Lazar Zamenhof grew up in Białystok in the 1860s, in the western edge of the Russian Empire, in a city whose Jewish, Polish, German, and Russian neighborhoods conducted business in four mostly mutually unintelligible languages. The Jewish neighborhoods — including his own — were periodically the target of pogroms. Zamenhof, who would later train as an ophthalmologist and run a small practice, came to believe in his teens that the underlying engine of the violence was linguistic: people who shared no common language would always treat each other as foreign, and a politically neutral second language might break the pattern. He started building one as a high-schooler.

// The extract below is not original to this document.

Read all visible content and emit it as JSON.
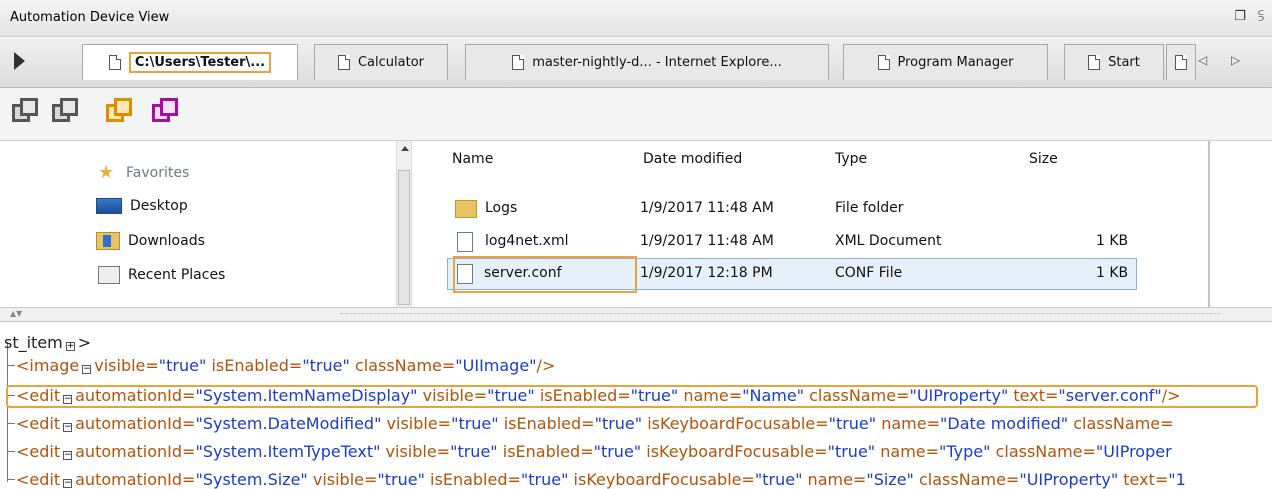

The finished product appeared in 1887 in a 40-page Russian-language pamphlet titled International Language, published under the pen name "Doktoro Esperanto" — "Doctor One-Who-Hopes." The pseudonym became the language's name. The grammar fits on a postcard: 16 rules, no exceptions, regular endings, Romance and Germanic vocabulary. It is fluent enough that you can read a novel in it after roughly 150 hours of study, fluent enough that Tolstoy reportedly took up reading it for fun.

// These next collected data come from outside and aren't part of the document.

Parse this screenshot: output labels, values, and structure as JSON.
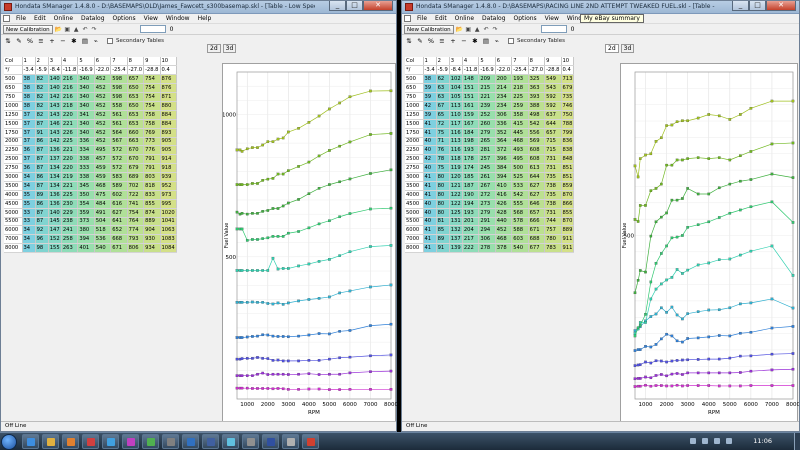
{
  "windows": [
    {
      "title": "Hondata SManager 1.4.8.0 - D:\\BASEMAPS\\OLD\\James_Fawcett_s300basemap.skl - [Table - Low Speed Fuel]",
      "menu": [
        "File",
        "Edit",
        "Online",
        "Datalog",
        "Options",
        "View",
        "Window",
        "Help"
      ],
      "toolbar": {
        "new_calibration": "New Calibration",
        "value": "0"
      },
      "secondary_tables": "Secondary Tables",
      "tabs": [
        "2d",
        "3d"
      ],
      "status": "Off Line",
      "table": {
        "header_cols": [
          "Col",
          "1",
          "2",
          "3",
          "4",
          "5",
          "6",
          "7",
          "8",
          "9",
          "10"
        ],
        "header_vals": [
          "*/",
          "-3.4",
          "-5.9",
          "-8.4",
          "-11.8",
          "-16.9",
          "-22.0",
          "-25.4",
          "-27.0",
          "-28.8",
          "0.4"
        ],
        "rows": [
          [
            "500",
            "38",
            "82",
            "140",
            "216",
            "340",
            "452",
            "598",
            "657",
            "754",
            "876"
          ],
          [
            "650",
            "38",
            "82",
            "140",
            "216",
            "340",
            "452",
            "598",
            "650",
            "754",
            "876"
          ],
          [
            "750",
            "38",
            "82",
            "142",
            "216",
            "340",
            "452",
            "598",
            "653",
            "754",
            "871"
          ],
          [
            "1000",
            "38",
            "82",
            "143",
            "218",
            "340",
            "452",
            "558",
            "650",
            "754",
            "880"
          ],
          [
            "1250",
            "37",
            "82",
            "143",
            "220",
            "341",
            "452",
            "561",
            "653",
            "758",
            "884"
          ],
          [
            "1500",
            "37",
            "87",
            "146",
            "221",
            "340",
            "452",
            "561",
            "653",
            "758",
            "884"
          ],
          [
            "1750",
            "37",
            "91",
            "143",
            "226",
            "340",
            "452",
            "564",
            "660",
            "769",
            "893"
          ],
          [
            "2000",
            "37",
            "86",
            "142",
            "225",
            "336",
            "452",
            "567",
            "663",
            "773",
            "905"
          ],
          [
            "2250",
            "36",
            "87",
            "136",
            "221",
            "334",
            "495",
            "572",
            "670",
            "776",
            "905"
          ],
          [
            "2500",
            "37",
            "87",
            "137",
            "220",
            "338",
            "457",
            "572",
            "670",
            "791",
            "914"
          ],
          [
            "2750",
            "36",
            "87",
            "134",
            "220",
            "333",
            "459",
            "572",
            "679",
            "791",
            "918"
          ],
          [
            "3000",
            "34",
            "86",
            "134",
            "219",
            "338",
            "459",
            "583",
            "689",
            "803",
            "939"
          ],
          [
            "3500",
            "34",
            "87",
            "134",
            "221",
            "345",
            "468",
            "589",
            "702",
            "818",
            "952"
          ],
          [
            "4000",
            "35",
            "89",
            "136",
            "225",
            "350",
            "475",
            "602",
            "722",
            "833",
            "973"
          ],
          [
            "4500",
            "35",
            "86",
            "136",
            "230",
            "354",
            "484",
            "616",
            "741",
            "855",
            "995"
          ],
          [
            "5000",
            "33",
            "87",
            "140",
            "229",
            "359",
            "491",
            "627",
            "754",
            "874",
            "1020"
          ],
          [
            "5500",
            "33",
            "87",
            "145",
            "238",
            "373",
            "504",
            "641",
            "764",
            "889",
            "1041"
          ],
          [
            "6000",
            "34",
            "92",
            "147",
            "241",
            "380",
            "518",
            "652",
            "774",
            "904",
            "1063"
          ],
          [
            "7000",
            "34",
            "96",
            "152",
            "258",
            "394",
            "536",
            "668",
            "793",
            "930",
            "1083"
          ],
          [
            "8000",
            "34",
            "98",
            "155",
            "263",
            "401",
            "540",
            "671",
            "806",
            "934",
            "1084"
          ]
        ]
      },
      "chart_data": {
        "type": "line",
        "xlabel": "RPM",
        "ylabel": "Fuel Value",
        "x": [
          500,
          650,
          750,
          1000,
          1250,
          1500,
          1750,
          2000,
          2250,
          2500,
          2750,
          3000,
          3500,
          4000,
          4500,
          5000,
          5500,
          6000,
          7000,
          8000
        ],
        "xlim": [
          500,
          8000
        ],
        "ylim": [
          0,
          1150
        ],
        "xticks": [
          "1000",
          "2000",
          "3000",
          "4000",
          "5000",
          "6000",
          "7000",
          "8000"
        ],
        "yticks": [
          "500",
          "1000"
        ]
      }
    },
    {
      "title": "Hondata SManager 1.4.8.0 - D:\\BASEMAPS\\RACING LINE 2ND ATTEMPT TWEAKED FUEL.skl - [Table - Low Speed Fuel]",
      "menu": [
        "File",
        "Edit",
        "Online",
        "Datalog",
        "Options",
        "View",
        "Window"
      ],
      "tooltip": "My eBay summary",
      "toolbar": {
        "new_calibration": "New Calibration",
        "value": "0"
      },
      "secondary_tables": "Secondary Tables",
      "tabs": [
        "2d",
        "3d"
      ],
      "status": "Off Line",
      "table": {
        "header_cols": [
          "Col",
          "1",
          "2",
          "3",
          "4",
          "5",
          "6",
          "7",
          "8",
          "9",
          "10"
        ],
        "header_vals": [
          "*/",
          "-3.4",
          "-5.9",
          "-8.4",
          "-11.8",
          "-16.9",
          "-22.0",
          "-25.4",
          "-27.0",
          "-28.8",
          "0.4"
        ],
        "rows": [
          [
            "500",
            "38",
            "62",
            "102",
            "148",
            "209",
            "200",
            "193",
            "325",
            "549",
            "713"
          ],
          [
            "650",
            "39",
            "63",
            "104",
            "151",
            "215",
            "214",
            "218",
            "363",
            "543",
            "679"
          ],
          [
            "750",
            "39",
            "63",
            "105",
            "151",
            "221",
            "234",
            "225",
            "393",
            "592",
            "735"
          ],
          [
            "1000",
            "42",
            "67",
            "113",
            "161",
            "239",
            "234",
            "259",
            "388",
            "592",
            "746"
          ],
          [
            "1250",
            "39",
            "65",
            "110",
            "159",
            "252",
            "306",
            "358",
            "498",
            "637",
            "750"
          ],
          [
            "1500",
            "41",
            "72",
            "117",
            "167",
            "260",
            "336",
            "415",
            "542",
            "644",
            "788"
          ],
          [
            "1750",
            "41",
            "75",
            "116",
            "184",
            "279",
            "352",
            "445",
            "556",
            "657",
            "799"
          ],
          [
            "2000",
            "40",
            "71",
            "113",
            "198",
            "265",
            "364",
            "468",
            "569",
            "715",
            "836"
          ],
          [
            "2250",
            "40",
            "76",
            "116",
            "193",
            "281",
            "372",
            "493",
            "608",
            "715",
            "838"
          ],
          [
            "2500",
            "42",
            "78",
            "118",
            "178",
            "257",
            "396",
            "495",
            "608",
            "731",
            "848"
          ],
          [
            "2750",
            "40",
            "75",
            "119",
            "174",
            "245",
            "384",
            "500",
            "613",
            "731",
            "851"
          ],
          [
            "3000",
            "41",
            "80",
            "120",
            "185",
            "261",
            "394",
            "525",
            "644",
            "735",
            "851"
          ],
          [
            "3500",
            "41",
            "80",
            "121",
            "187",
            "267",
            "410",
            "533",
            "627",
            "738",
            "859"
          ],
          [
            "4000",
            "41",
            "80",
            "122",
            "190",
            "272",
            "416",
            "542",
            "627",
            "735",
            "870"
          ],
          [
            "4500",
            "40",
            "80",
            "122",
            "194",
            "273",
            "426",
            "555",
            "646",
            "738",
            "866"
          ],
          [
            "5000",
            "40",
            "80",
            "125",
            "193",
            "279",
            "428",
            "568",
            "657",
            "731",
            "855"
          ],
          [
            "5500",
            "40",
            "81",
            "131",
            "201",
            "291",
            "440",
            "578",
            "666",
            "744",
            "870"
          ],
          [
            "6000",
            "41",
            "85",
            "132",
            "204",
            "294",
            "452",
            "588",
            "671",
            "757",
            "889"
          ],
          [
            "7000",
            "41",
            "89",
            "137",
            "217",
            "306",
            "468",
            "603",
            "688",
            "780",
            "911"
          ],
          [
            "8000",
            "41",
            "91",
            "139",
            "222",
            "278",
            "378",
            "540",
            "677",
            "783",
            "911"
          ]
        ]
      },
      "chart_data": {
        "type": "line",
        "xlabel": "RPM",
        "ylabel": "Fuel Value",
        "x": [
          500,
          650,
          750,
          1000,
          1250,
          1500,
          1750,
          2000,
          2250,
          2500,
          2750,
          3000,
          3500,
          4000,
          4500,
          5000,
          5500,
          6000,
          7000,
          8000
        ],
        "xlim": [
          500,
          8000
        ],
        "ylim": [
          0,
          1000
        ],
        "xticks": [
          "1000",
          "2000",
          "3000",
          "4000",
          "5000",
          "6000",
          "7000",
          "8000"
        ],
        "yticks": [
          "500"
        ]
      }
    }
  ],
  "taskbar": {
    "clock": "11:06"
  },
  "series_colors": [
    "#d030d0",
    "#9a30d8",
    "#5050e0",
    "#3080d8",
    "#30b0d0",
    "#30d0b0",
    "#30c870",
    "#40b040",
    "#70b820",
    "#a0c020"
  ]
}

Zamenhof himself was natively bilingual in Yiddish and Russian and learned Polish, German, Hebrew, French, Latin, and Greek as a child. He had also written in 1879 the first formal grammar of Yiddish, proposing a Latin-script reform that was not actually published until 1982. He was nominated for the Nobel Peace Prize twelve times beginning in 1910 and never won. France made him a Knight of the Legion of Honour in 1905. He died in 1917; all three of his children were murdered by the Nazis during the Holocaust.